Meet the Neighbor: Race, Class and Magna Carta… Holy Grail

Written by 2pac40oz

Here are some things we know for sure about Sean Carter, aka Jay-Z: he grew up in some of the toughest projects of one of New York City’s toughest neighborhoods, has been shot multiple times, used to sell crack cocaine, is a high school drop-out, and is now, according to Forbes Magazine, the 32nd most powerful celebrity in the world. There are few people who can relate to the kind of life experience Jay-Z has, and the dichotomy between poverty and international superstardom takes center stage on Magna Carta… Holy Grail.

With pre-orders and some help from Samsung Magna Carta has officially gone platinum on it’s release date. Jay-z is, by virtually every standard imaginable, wildly successful. All record sales aside, he also owns a sports management firm, sold his stake in the Brooklyn Nets for almost 150% profit, has a long-running and successful clothing line, and is married to someone you may have heard of once or twice… What’s her name? Beyonce? Magna Carta… Holy Grail gives us a confessional look inside what it’s like to live in this dichotomy, and what it means to be an African-American celebrity in new millennium America.

The record opens with a beautiful middle finger to celebrity culture, “Holy Grail”. Justin Timberlake- himself a boy from rural Tennessee who has been internationally famous for more years of his life than not- sings the chorus from Nirvana’s “Smells like Teen Spirit” while Jay-z reminds us that Curt Cobain took his own life rather than confront the pressures of fame and celebrity status.
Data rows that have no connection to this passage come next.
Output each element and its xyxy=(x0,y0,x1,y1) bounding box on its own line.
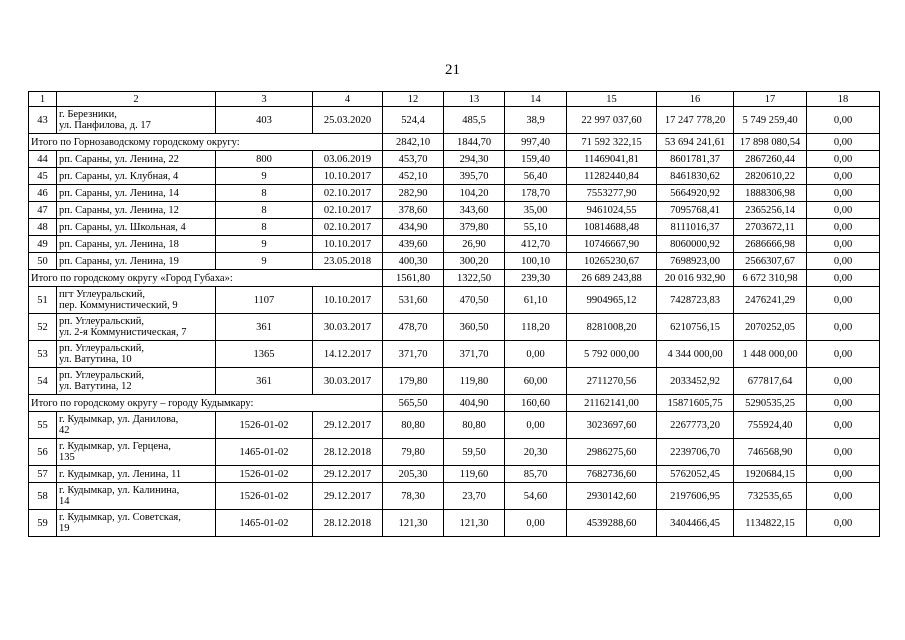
table-cell: 9 xyxy=(216,236,313,253)
header-cell: 13 xyxy=(444,92,505,107)
table-cell: 85,70 xyxy=(505,466,567,483)
address-cell: г. Кудымкар, ул. Данилова, 42 xyxy=(57,412,216,439)
table-cell: 02.10.2017 xyxy=(313,202,383,219)
table-row xyxy=(29,368,880,395)
table-cell: 0,00 xyxy=(807,236,880,253)
table-cell: 0,00 xyxy=(807,168,880,185)
header-cell: 16 xyxy=(657,92,734,107)
table-cell: 0,00 xyxy=(807,466,880,483)
row-number: 49 xyxy=(29,236,57,253)
address-cell: г. Березники, ул. Панфилова, д. 17 xyxy=(57,107,216,134)
table-cell: 8461830,62 xyxy=(657,168,734,185)
row-number: 53 xyxy=(29,341,57,368)
table-cell: 02.10.2017 xyxy=(313,185,383,202)
table-row xyxy=(29,412,880,439)
table-cell: 2867260,44 xyxy=(734,151,807,168)
table-cell: 0,00 xyxy=(505,412,567,439)
table-row xyxy=(29,185,880,202)
header-cell: 4 xyxy=(313,92,383,107)
table-row xyxy=(29,341,880,368)
table-cell: 0,00 xyxy=(807,287,880,314)
subtotal-cell: 1844,70 xyxy=(444,134,505,151)
table-cell: 1365 xyxy=(216,341,313,368)
table-cell: 0,00 xyxy=(807,341,880,368)
table-cell: 0,00 xyxy=(505,341,567,368)
table-cell: 524,4 xyxy=(383,107,444,134)
table-cell: 2930142,60 xyxy=(567,483,657,510)
address-cell: рп. Сараны, ул. Ленина, 22 xyxy=(57,151,216,168)
table-cell: 0,00 xyxy=(807,151,880,168)
table-cell: 2267773,20 xyxy=(657,412,734,439)
address-cell: г. Кудымкар, ул. Калинина, 14 xyxy=(57,483,216,510)
data-table xyxy=(28,91,880,537)
table-cell: 0,00 xyxy=(807,253,880,270)
table-row xyxy=(29,219,880,236)
table-cell: 11282440,84 xyxy=(567,168,657,185)
table-cell: 371,70 xyxy=(444,341,505,368)
table-cell: 2365256,14 xyxy=(734,202,807,219)
table-cell: 1526-01-02 xyxy=(216,466,313,483)
table-cell: 8601781,37 xyxy=(657,151,734,168)
subtotal-row xyxy=(29,270,880,287)
table-cell: 1526-01-02 xyxy=(216,412,313,439)
table-cell: 5 749 259,40 xyxy=(734,107,807,134)
table-cell: 59,50 xyxy=(444,439,505,466)
table-cell: 1526-01-02 xyxy=(216,483,313,510)
row-number: 55 xyxy=(29,412,57,439)
table-cell: 452,10 xyxy=(383,168,444,185)
table-cell: 5 792 000,00 xyxy=(567,341,657,368)
table-cell: 3023697,60 xyxy=(567,412,657,439)
row-number: 43 xyxy=(29,107,57,134)
table-cell: 10.10.2017 xyxy=(313,287,383,314)
table-cell: 55,10 xyxy=(505,219,567,236)
table-cell: 2239706,70 xyxy=(657,439,734,466)
header-row xyxy=(29,92,880,107)
table-cell: 343,60 xyxy=(444,202,505,219)
table-row xyxy=(29,439,880,466)
table-cell: 531,60 xyxy=(383,287,444,314)
subtotal-cell: 26 689 243,88 xyxy=(567,270,657,287)
table-cell: 395,70 xyxy=(444,168,505,185)
row-number: 59 xyxy=(29,510,57,537)
address-cell: пгт Углеуральский, пер. Коммунистический, 9 xyxy=(57,287,216,314)
table-cell: 30.03.2017 xyxy=(313,368,383,395)
table-cell: 5762052,45 xyxy=(657,466,734,483)
table-cell: 7553277,90 xyxy=(567,185,657,202)
table-row xyxy=(29,202,880,219)
header-cell: 1 xyxy=(29,92,57,107)
address-cell: рп. Сараны, ул. Ленина, 19 xyxy=(57,253,216,270)
subtotal-cell: 0,00 xyxy=(807,270,880,287)
table-cell: 1888306,98 xyxy=(734,185,807,202)
header-cell: 18 xyxy=(807,92,880,107)
table-cell: 26,90 xyxy=(444,236,505,253)
address-cell: рп. Сараны, ул. Клубная, 4 xyxy=(57,168,216,185)
table-cell: 25.03.2020 xyxy=(313,107,383,134)
table-cell: 378,60 xyxy=(383,202,444,219)
table-cell: 0,00 xyxy=(807,483,880,510)
table-cell: 282,90 xyxy=(383,185,444,202)
table-cell: 732535,65 xyxy=(734,483,807,510)
table-cell: 400,30 xyxy=(383,253,444,270)
table-cell: 300,20 xyxy=(444,253,505,270)
table-cell: 22 997 037,60 xyxy=(567,107,657,134)
subtotal-cell: 15871605,75 xyxy=(657,395,734,412)
subtotal-row xyxy=(29,134,880,151)
table-cell: 178,70 xyxy=(505,185,567,202)
table-cell: 677817,64 xyxy=(734,368,807,395)
table-cell: 0,00 xyxy=(807,202,880,219)
address-cell: рп. Сараны, ул. Школьная, 4 xyxy=(57,219,216,236)
table-cell: 294,30 xyxy=(444,151,505,168)
table-cell: 4539288,60 xyxy=(567,510,657,537)
row-number: 56 xyxy=(29,439,57,466)
header-cell: 12 xyxy=(383,92,444,107)
table-cell: 2476241,29 xyxy=(734,287,807,314)
table-cell: 4 344 000,00 xyxy=(657,341,734,368)
table-row xyxy=(29,253,880,270)
table-cell: 30.03.2017 xyxy=(313,314,383,341)
table-cell: 29.12.2017 xyxy=(313,466,383,483)
table-cell: 434,90 xyxy=(383,219,444,236)
subtotal-cell: 53 694 241,61 xyxy=(657,134,734,151)
table-cell: 360,50 xyxy=(444,314,505,341)
table-cell: 412,70 xyxy=(505,236,567,253)
table-cell: 8060000,92 xyxy=(657,236,734,253)
table-cell: 28.12.2018 xyxy=(313,510,383,537)
subtotal-cell: 1561,80 xyxy=(383,270,444,287)
table-cell: 159,40 xyxy=(505,151,567,168)
table-cell: 9461024,55 xyxy=(567,202,657,219)
table-cell: 14.12.2017 xyxy=(313,341,383,368)
table-cell: 119,60 xyxy=(444,466,505,483)
subtotal-cell: 997,40 xyxy=(505,134,567,151)
row-number: 51 xyxy=(29,287,57,314)
subtotal-cell: 0,00 xyxy=(807,134,880,151)
table-cell: 0,00 xyxy=(807,107,880,134)
header-cell: 3 xyxy=(216,92,313,107)
table-cell: 371,70 xyxy=(383,341,444,368)
row-number: 47 xyxy=(29,202,57,219)
table-cell: 453,70 xyxy=(383,151,444,168)
table-cell: 54,60 xyxy=(505,483,567,510)
table-cell: 29.12.2017 xyxy=(313,483,383,510)
table-cell: 379,80 xyxy=(444,219,505,236)
table-cell: 8111016,37 xyxy=(657,219,734,236)
table-row xyxy=(29,483,880,510)
table-cell: 2986275,60 xyxy=(567,439,657,466)
row-number: 57 xyxy=(29,466,57,483)
subtotal-cell: 565,50 xyxy=(383,395,444,412)
table-cell: 361 xyxy=(216,314,313,341)
table-cell: 0,00 xyxy=(807,219,880,236)
table-cell: 755924,40 xyxy=(734,412,807,439)
table-row xyxy=(29,510,880,537)
table-cell: 80,80 xyxy=(383,412,444,439)
table-cell: 6210756,15 xyxy=(657,314,734,341)
subtotal-cell: 71 592 322,15 xyxy=(567,134,657,151)
table-cell: 0,00 xyxy=(505,510,567,537)
table-cell: 2820610,22 xyxy=(734,168,807,185)
table-cell: 10746667,90 xyxy=(567,236,657,253)
table-cell: 60,00 xyxy=(505,368,567,395)
table-cell: 205,30 xyxy=(383,466,444,483)
row-number: 45 xyxy=(29,168,57,185)
address-cell: рп. Углеуральский, ул. Ватутина, 12 xyxy=(57,368,216,395)
address-cell: рп. Сараны, ул. Ленина, 14 xyxy=(57,185,216,202)
table-cell: 119,80 xyxy=(444,368,505,395)
address-cell: г. Кудымкар, ул. Ленина, 11 xyxy=(57,466,216,483)
table-cell: 0,00 xyxy=(807,412,880,439)
table-cell: 439,60 xyxy=(383,236,444,253)
table-cell: 746568,90 xyxy=(734,439,807,466)
table-cell: 0,00 xyxy=(807,510,880,537)
table-cell: 361 xyxy=(216,368,313,395)
table-cell: 56,40 xyxy=(505,168,567,185)
subtotal-cell: 21162141,00 xyxy=(567,395,657,412)
table-cell: 2686666,98 xyxy=(734,236,807,253)
table-cell: 8 xyxy=(216,185,313,202)
address-cell: рп. Углеуральский, ул. Ватутина, 10 xyxy=(57,341,216,368)
table-cell: 9 xyxy=(216,253,313,270)
subtotal-cell: 160,60 xyxy=(505,395,567,412)
subtotal-cell: 2842,10 xyxy=(383,134,444,151)
subtotal-cell: 6 672 310,98 xyxy=(734,270,807,287)
table-cell: 403 xyxy=(216,107,313,134)
subtotal-label: Итого по городскому округу – городу Кудымкару: xyxy=(29,395,383,412)
table-cell: 9 xyxy=(216,168,313,185)
table-cell: 23.05.2018 xyxy=(313,253,383,270)
table-row xyxy=(29,168,880,185)
table-cell: 7698923,00 xyxy=(657,253,734,270)
subtotal-cell: 0,00 xyxy=(807,395,880,412)
table-cell: 3404466,45 xyxy=(657,510,734,537)
header-cell: 15 xyxy=(567,92,657,107)
table-cell: 8 xyxy=(216,219,313,236)
table-cell: 2070252,05 xyxy=(734,314,807,341)
table-cell: 0,00 xyxy=(807,185,880,202)
table-cell: 10814688,48 xyxy=(567,219,657,236)
subtotal-cell: 404,90 xyxy=(444,395,505,412)
subtotal-cell: 20 016 932,90 xyxy=(657,270,734,287)
table-cell: 35,00 xyxy=(505,202,567,219)
table-cell: 10.10.2017 xyxy=(313,168,383,185)
table-cell: 800 xyxy=(216,151,313,168)
table-cell: 478,70 xyxy=(383,314,444,341)
address-cell: г. Кудымкар, ул. Герцена, 135 xyxy=(57,439,216,466)
table-cell: 2703672,11 xyxy=(734,219,807,236)
table-cell: 100,10 xyxy=(505,253,567,270)
table-row xyxy=(29,466,880,483)
table-cell: 02.10.2017 xyxy=(313,219,383,236)
page-number: 21 xyxy=(445,62,460,78)
table-cell: 29.12.2017 xyxy=(313,412,383,439)
address-cell: рп. Углеуральский, ул. 2-я Коммунистическая, 7 xyxy=(57,314,216,341)
table-cell: 0,00 xyxy=(807,368,880,395)
table-row xyxy=(29,314,880,341)
table-cell: 5664920,92 xyxy=(657,185,734,202)
table-cell: 78,30 xyxy=(383,483,444,510)
table-cell: 17 247 778,20 xyxy=(657,107,734,134)
table-cell: 11469041,81 xyxy=(567,151,657,168)
table-cell: 470,50 xyxy=(444,287,505,314)
header-cell: 17 xyxy=(734,92,807,107)
table-cell: 80,80 xyxy=(444,412,505,439)
subtotal-label: Итого по городскому округу «Город Губаха»: xyxy=(29,270,383,287)
row-number: 50 xyxy=(29,253,57,270)
table-cell: 03.06.2019 xyxy=(313,151,383,168)
header-cell: 2 xyxy=(57,92,216,107)
address-cell: рп. Сараны, ул. Ленина, 12 xyxy=(57,202,216,219)
table-cell: 20,30 xyxy=(505,439,567,466)
table-cell: 104,20 xyxy=(444,185,505,202)
subtotal-cell: 1322,50 xyxy=(444,270,505,287)
table-cell: 9904965,12 xyxy=(567,287,657,314)
subtotal-cell: 17 898 080,54 xyxy=(734,134,807,151)
table-row xyxy=(29,236,880,253)
table-row xyxy=(29,287,880,314)
table-cell: 485,5 xyxy=(444,107,505,134)
row-number: 46 xyxy=(29,185,57,202)
table-cell: 2566307,67 xyxy=(734,253,807,270)
table-cell: 1465-01-02 xyxy=(216,439,313,466)
table-row xyxy=(29,107,880,134)
table-cell: 10.10.2017 xyxy=(313,236,383,253)
table-cell: 10265230,67 xyxy=(567,253,657,270)
subtotal-label: Итого по Горнозаводскому городскому округу: xyxy=(29,134,383,151)
table-cell: 179,80 xyxy=(383,368,444,395)
subtotal-cell: 5290535,25 xyxy=(734,395,807,412)
table-cell: 121,30 xyxy=(444,510,505,537)
table-cell: 8 xyxy=(216,202,313,219)
table-cell: 28.12.2018 xyxy=(313,439,383,466)
table-cell: 118,20 xyxy=(505,314,567,341)
table-row xyxy=(29,151,880,168)
row-number: 54 xyxy=(29,368,57,395)
table-cell: 61,10 xyxy=(505,287,567,314)
subtotal-cell: 239,30 xyxy=(505,270,567,287)
table-cell: 79,80 xyxy=(383,439,444,466)
address-cell: рп. Сараны, ул. Ленина, 18 xyxy=(57,236,216,253)
header-cell: 14 xyxy=(505,92,567,107)
table-cell: 2711270,56 xyxy=(567,368,657,395)
table-cell: 0,00 xyxy=(807,314,880,341)
table-cell: 1465-01-02 xyxy=(216,510,313,537)
table-cell: 7682736,60 xyxy=(567,466,657,483)
table-cell: 1 448 000,00 xyxy=(734,341,807,368)
address-cell: г. Кудымкар, ул. Советская, 19 xyxy=(57,510,216,537)
table-cell: 1107 xyxy=(216,287,313,314)
table-cell: 1920684,15 xyxy=(734,466,807,483)
row-number: 44 xyxy=(29,151,57,168)
row-number: 48 xyxy=(29,219,57,236)
table-cell: 7095768,41 xyxy=(657,202,734,219)
table-cell: 2033452,92 xyxy=(657,368,734,395)
table-cell: 0,00 xyxy=(807,439,880,466)
row-number: 58 xyxy=(29,483,57,510)
table-cell: 2197606,95 xyxy=(657,483,734,510)
row-number: 52 xyxy=(29,314,57,341)
table-cell: 121,30 xyxy=(383,510,444,537)
table-cell: 8281008,20 xyxy=(567,314,657,341)
table-cell: 38,9 xyxy=(505,107,567,134)
table-cell: 23,70 xyxy=(444,483,505,510)
table-cell: 1134822,15 xyxy=(734,510,807,537)
subtotal-row xyxy=(29,395,880,412)
table-cell: 7428723,83 xyxy=(657,287,734,314)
Jay-z rejects that option and instead expresses gratitude for the life he lives, stating “If this is all you had to deal with… this BARNICLE ain’t work, this light work, #s dying back where I was birthed”. This cautious relationship with wealth and success sets the stage to further explore these themes on the rest of the album.

Nowhere is an uneasy relationship with class more apparent than on “Somewhere in America”. Reminiscient of the Jeffersons movin’ on up, Jay-z raps “Knock knock, I’m at your neighbor’s house/ Straight cash, I bought your neighbor out”. Now that Jay-z has aquired the wealth of a small nation, he can live wherever he pleases, but not without garnering disapproval from the “blue bloods” and “old jews”. Where will the “new blacks with new stacks” fit in in modern America? One solution is to create a new place in American culture. Lest we forget just how successful and influential in American culture Jay-z is, he reminds us that even Disney starlet Miley Cyrus loves his music and mocks her privileged white girl enthusiasm for hip-hop culture by commanding, like a dark puppet master, “Twerk, Miley. Miley, twerk”.

What about race in 2013 America? Jay-z tackles that problem by inviting Frank Ocean to croon on “Oceans”, where Ocean sings “I hope my black skin don’t dirt this white tuxedo before the Basquiat show”. It’s important that he cites Basquiat specifically: partnering with Andy Warhol and finding his street art consumed by mass-produced screen-printed pop art and later reproduced on Reebok sneakers, there is perhaps no better example of appropriation of street culture than Basquiat. The lyrics call out Nina Simone’s haunting memorial to a lynching, “Strange Fruit” and again make mention of Jay-z’s past as a drug dealer. Is it complicated? Sure, but once again Jay-z has managed to “Crash through glass ceilings and break through closed doors” and reminds us that the political climate isn’t entirely bleak with “Shepard Faeiry they finally gave me some hope/ Can’t believe they got a # to vote”, calling out the artist’s iconic Obama campaign poster design.

As the only candidate for a club banger on the album, even “BBC” has a serious tone, reminding us that in today’s culture it’s common for society to assume wealthy black men must all be drug dealers. At first listen this track seemed to be another laundry list of signifiers of wealth, everything from expensive cars to Versache getting a mention, but then Jay-z reminds us that “Your life is illegal/ When your chain can get the RICO/ Real #s all feel the hook”.

Once again, Jay-z reminds us with Magna Carta… Holy Grail that there is more to hip-hop than rapping about baby mommas and expensive things. In the same vein as N.W.A. and WuTang before him, Jay-z has things to say to us about what it means to be a black man in America.